Kazakhstan: Former EXPO Chief Gets 14 Years in Jail
A court in Kazakhstan’s capital, Astana, has sentenced a key figure in a corruption case involving the upcoming EXPO-2017 fair to 14 years in jail.
The court on June 9 convicted Talgat Ermegiyaev, former head of fair organizer Astana EXPO-2017 company, after finding him guilty of embezzling 10.2 billion tenge ($30 million).
The conviction casts an unfortunate shadow over an event that was intended to showcase Kazakhstan as an innovative and modern economic powerhouse.
As part of his punishment, Ermegiyaev will also be stripped of six cars, shareholdings in companies that he owned and funds in three separate bank accounts.
Another 22 people were also on trial over the corruption probe. Twelve had fully admitted their guilt and assisted the investigation.

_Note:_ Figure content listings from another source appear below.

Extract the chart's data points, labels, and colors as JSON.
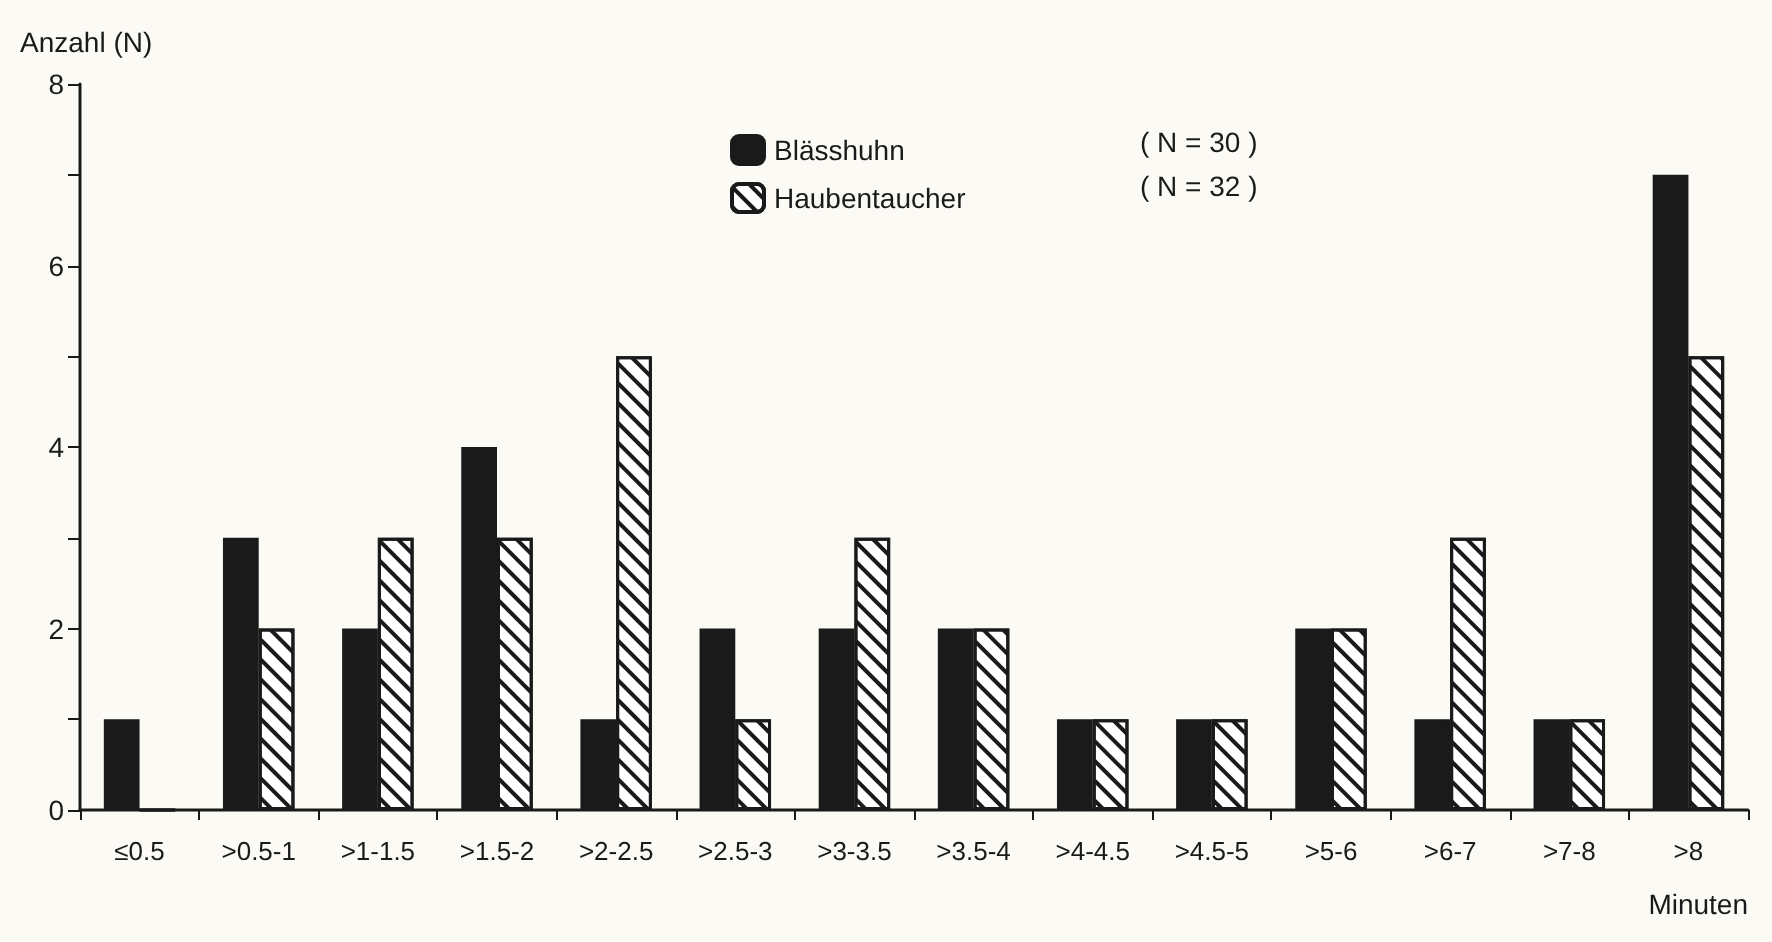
{
  "chart_data": {
    "type": "bar",
    "ylabel": "Anzahl (N)",
    "xlabel": "Minuten",
    "categories": [
      "≤0.5",
      ">0.5-1",
      ">1-1.5",
      ">1.5-2",
      ">2-2.5",
      ">2.5-3",
      ">3-3.5",
      ">3.5-4",
      ">4-4.5",
      ">4.5-5",
      ">5-6",
      ">6-7",
      ">7-8",
      ">8"
    ],
    "series": [
      {
        "name": "Blässhuhn",
        "color": "#1a1a1a",
        "values": [
          1,
          3,
          2,
          4,
          1,
          2,
          2,
          2,
          1,
          1,
          2,
          1,
          1,
          7
        ]
      },
      {
        "name": "Haubentaucher",
        "color": "#ffffff",
        "values": [
          0,
          2,
          3,
          3,
          5,
          1,
          3,
          2,
          1,
          1,
          2,
          3,
          1,
          5
        ]
      }
    ],
    "annotations": [
      "( N = 30 )",
      "( N = 32 )"
    ],
    "ylim": [
      0,
      8
    ],
    "yticks": [
      0,
      {
        "value": 1,
        "label": null
      },
      2,
      {
        "value": 3,
        "label": null
      },
      4,
      {
        "value": 5,
        "label": null
      },
      6,
      {
        "value": 7,
        "label": null
      },
      8
    ],
    "grid": false,
    "legend": "top"
  }
}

Among those who turned state witness were 61-year old Kazhymurat Usenov, former head of the construction department at Astana EXPO-2017.
This was not Usenov’s first brush with notoriety. In 2013, his son, Maksat, while drunk plowed his car into six people waiting at a bus stop, killing one of them. Maksat Usenov got off with just a fine, 45 days of house arrest and the loss of his driving license in a verdict that sparked widespread outrage. All the same, he was subsequently seen driving a car and again got into an accident in 2014. The scandal forced his father’s resignation.
Ermegiyaev is insistent he is innocent and claims he has been made a scapegoat.
“I am on trial because certain people needed me to end up behind bars. I was given a choice — either remain true to my principles or to pursue a false and disgraceful reality that is being created by the anticorruption office,” he said. “There is a lot I could say in my defense, but I will make no reference to documents that I have or mention any payments that took place and that I can prove took place. This could harm my country and an exhibition into which I have put my heart and soul.”
As supporting evidence, he pointed to his bank accounts, which he said contain modest amounts, far short of the amount he is accused of embezzling. Once account with Halyk Bank contained only 680,000 tenge. Another with ATF Bank contained around $60,000 in various denominations, he said. Ermegiyaev denied having any offshore bank accounts.
These arguments helped him little. And his relaxed demeanor and occasional laughing in court earned him no favors with the judge either.
On the same day of Ermegiyaev’s sentencing, EXPO-2017 organizers announced tickets to the event would be available for sale from June 10 and cost around $20-22.